Conquistas acompanhadas de perto por João Carlos Costa. Primeiro fez parte do gabinete de imprensa do evento, depois cobriu as provas como jornalista. Hoje é comentador da estação de televisão Eleven e será ele a comentar o regresso. Com muitas "memórias", algumas delas que "não se podem nem se devem contar", o antigo jornalista contou ainda assim algumas ao DN. "Havia o rumor sobre um romance da princesa Stefani do Mónaco com Alain Prost e que ela estaria no Estoril para assistir à prova. E posso dizer que estava. Mas o caricato da situação é que eu tinha uma namorada na altura que era muito parecida com ela e quando estava nas bancadas a assistir à prova alguém lhe pediu um autógrafo", contou, antes de revelar que ficou "fascinado" com os duelos de Alain Prost e Nikki Lauda nos anos 1980 e teve muita pena de não assistir à prova no seu Monsanto em 1959.

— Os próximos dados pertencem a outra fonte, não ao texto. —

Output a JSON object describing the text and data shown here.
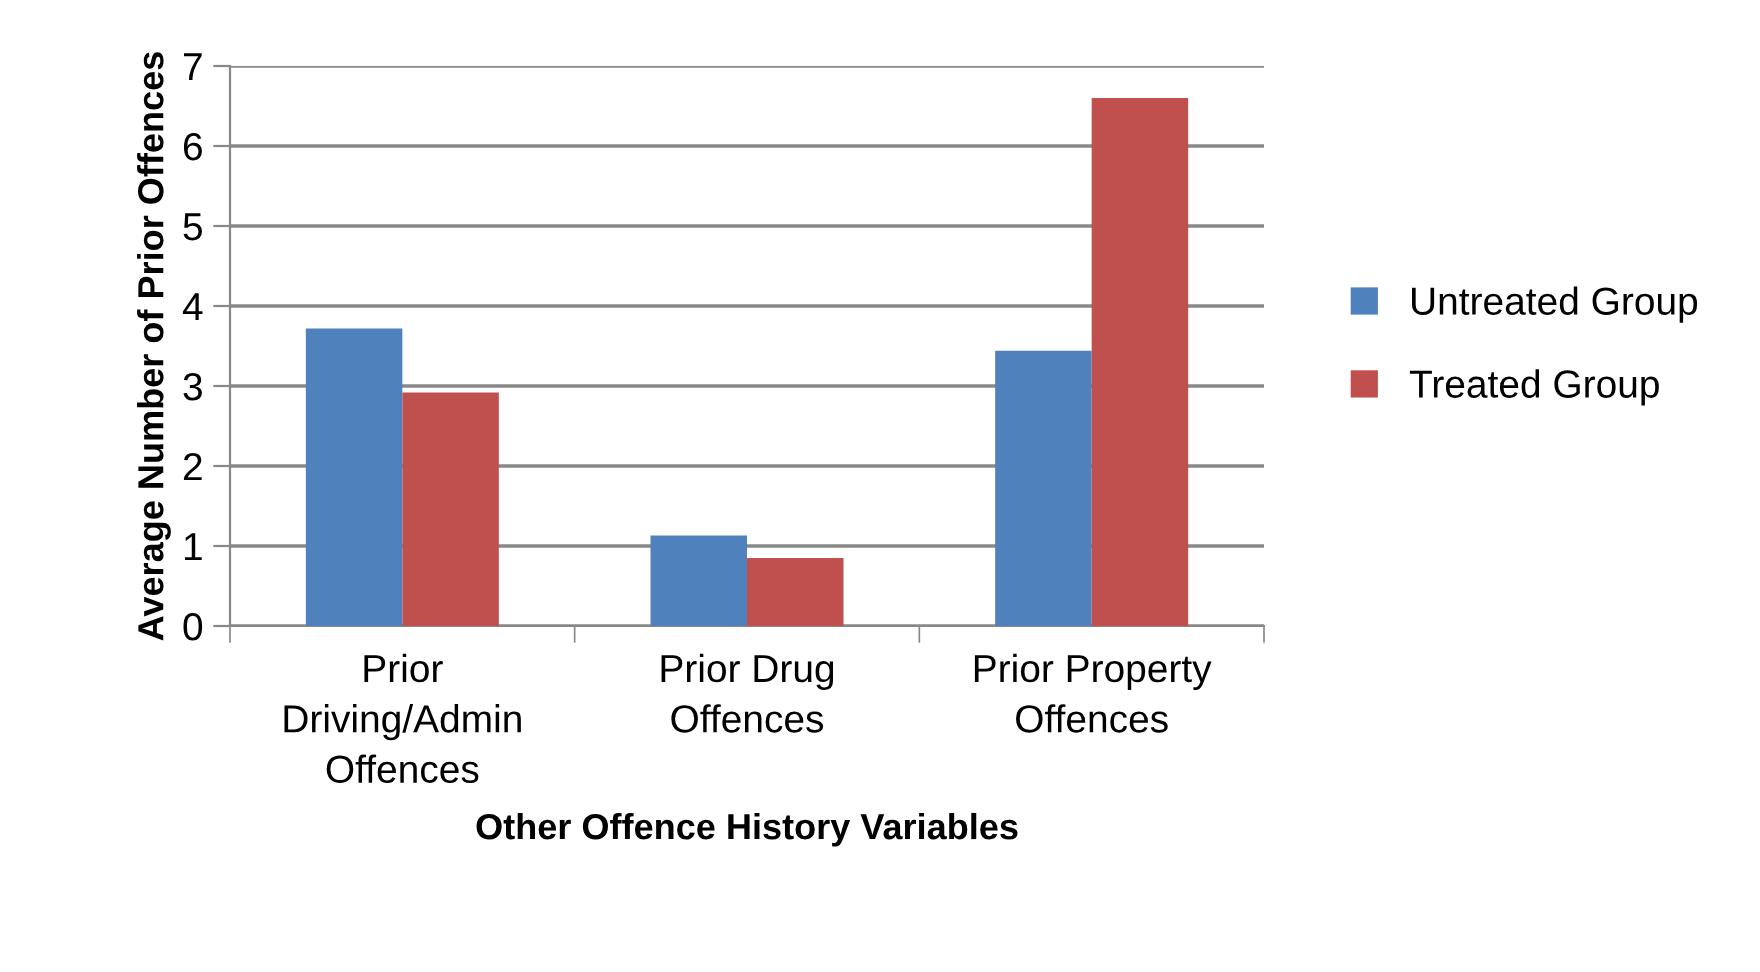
{
  "chart_data": {
    "type": "bar",
    "xlabel": "Other Offence History Variables",
    "ylabel": "Average Number of Prior Offences",
    "categories": [
      "Prior\nDriving/Admin\nOffences",
      "Prior Drug\nOffences",
      "Prior Property\nOffences"
    ],
    "series": [
      {
        "name": "Untreated Group",
        "color": "#4f81bd",
        "values": [
          3.72,
          1.13,
          3.44
        ]
      },
      {
        "name": "Treated Group",
        "color": "#c0504d",
        "values": [
          2.92,
          0.85,
          6.6
        ]
      }
    ],
    "ylim": [
      0,
      7
    ],
    "yticks": [
      0,
      1,
      2,
      3,
      4,
      5,
      6,
      7
    ],
    "grid": "y",
    "legend": "right"
  }
}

Na memória ficou-lhe também "aquele toque" entre Senna e Mansell , em 1990, pela repercussão que isso teve na sua vida jornalística. "Chegar à redação do Autosport e ver que o fotógrafo Francisco Romeiras tinha captado o exato momento do toque foi extasiante. Era a foto perfeita para a capa", revela o jornalista, que um dia conseguiu uma entrevista exclusiva com Prost, mas não lhe perguntou pela retirada, que ele anunciou umas horas depois: "Foi uma pena..."
Para muitos a história do GP de Portugal não se faz sem aquela primeira vitória de Ayrton Senna à chuva, que, em termos de trabalho "foi uma grande chatice", segundo João Carlos Costa, para quem nada supera aquela "ultrapassagem" de Villeneuve a Schumacher em 1996, que levou o canadiano à vitória e adiou a discussão do título para a derradeira corrida, no Japão, onde o mais experiente Damon Hill acabaria por se sagrar campeão.

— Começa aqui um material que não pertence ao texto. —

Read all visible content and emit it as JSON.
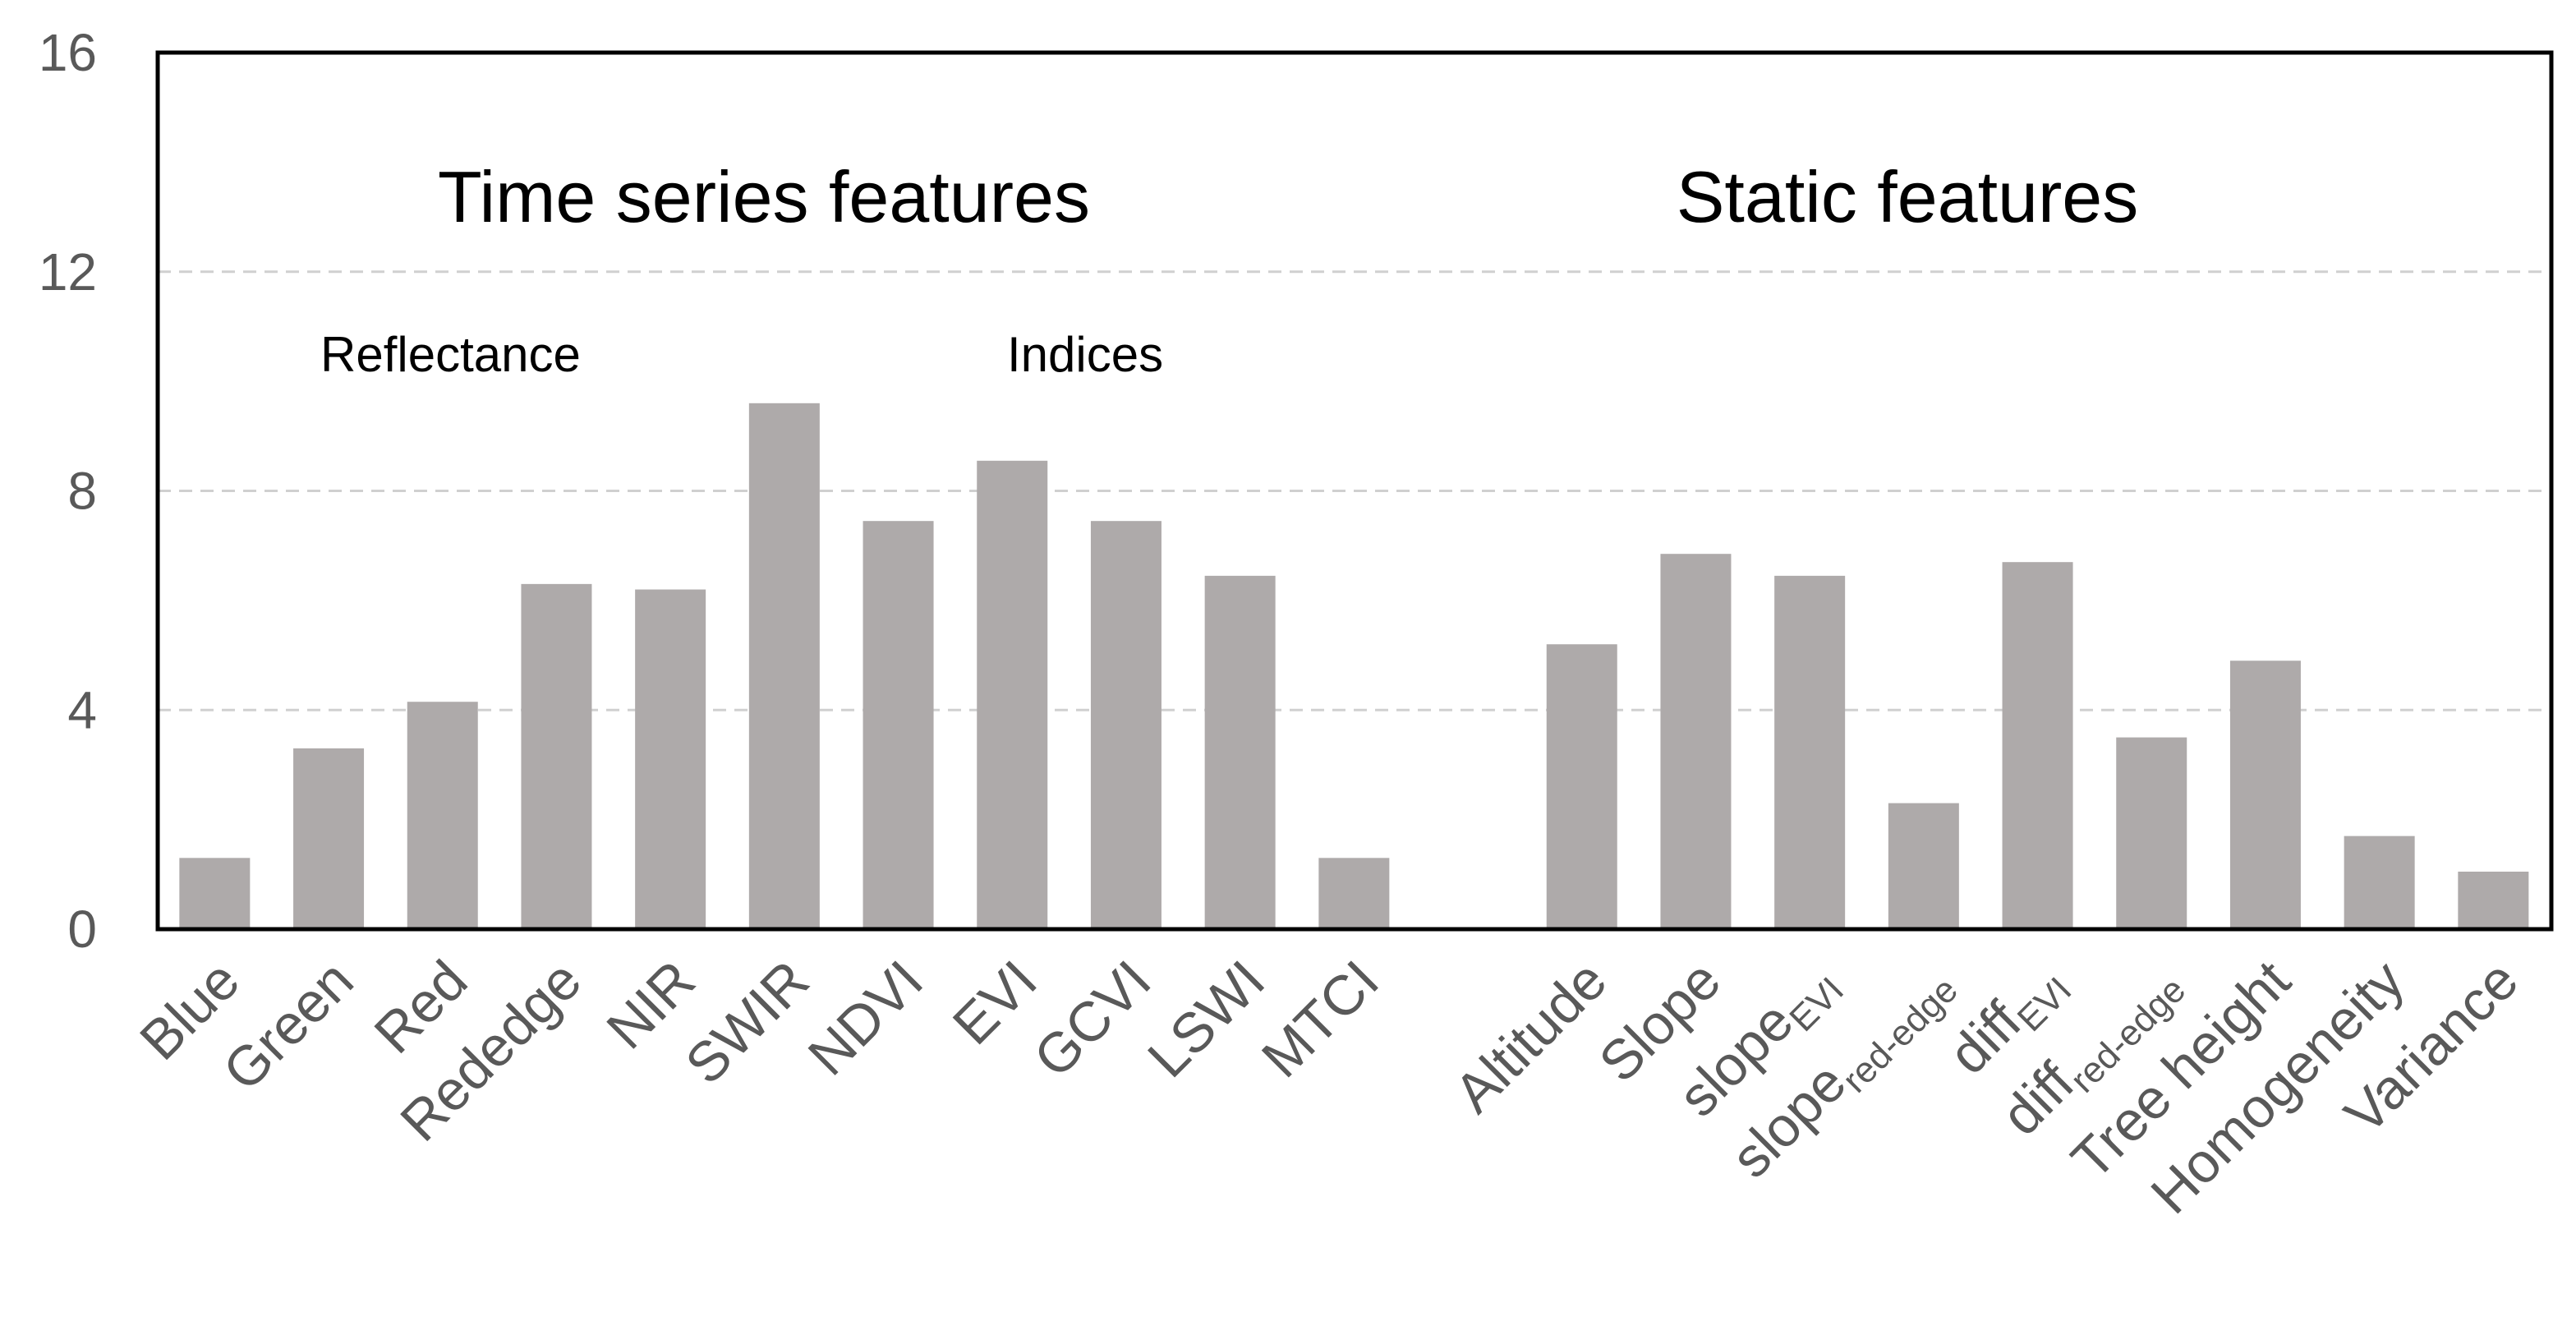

Esse seria também o último Grande Prémio português. A história também se fez de coisas más como as pressões políticas e a indefinição sobre se o circuito ia ou não estar pronto para receber os monovolumes. Um dia a polémica acabou (ou não). Em 1997, o Estoril ainda esteve no calendário, mas os trabalhos de renovação da pista não foram concluídos e a prova seria substituída pelo circuito de Jerez de la Frontera, em Espanha... para não mais voltar durante 24 longos anos.
Agora a Liberty Media, que detém os direitos do Mundial, foi obrigada a reformular o calendário e incluir mais provas na Europa, depois de cancelar e anular 13 das 22 corridas que estavam marcadas devido à pandemia da covid-19 e Portimão passou a ser opção. O Grande Prémio de Portugal vai voltar a ser uma realidade a 25 de outubro. Depois do Porto, de Lisboa e do Estoril, o Algarve vai entrar no calendário de F1 e com público nas bancadas. Já foram colocados à venda cinco mil bilhetes, entre os 85 e os 655 euros e está em marcha uma segunda leva. A lotação máxima só será definida no início de outubro, mas a organização espera chegar às 60 mil pessoas num recinto com capacidade para receber cem mil. O evento pode gerar receitas para o país entre os 30 e os 130 milhões de euros.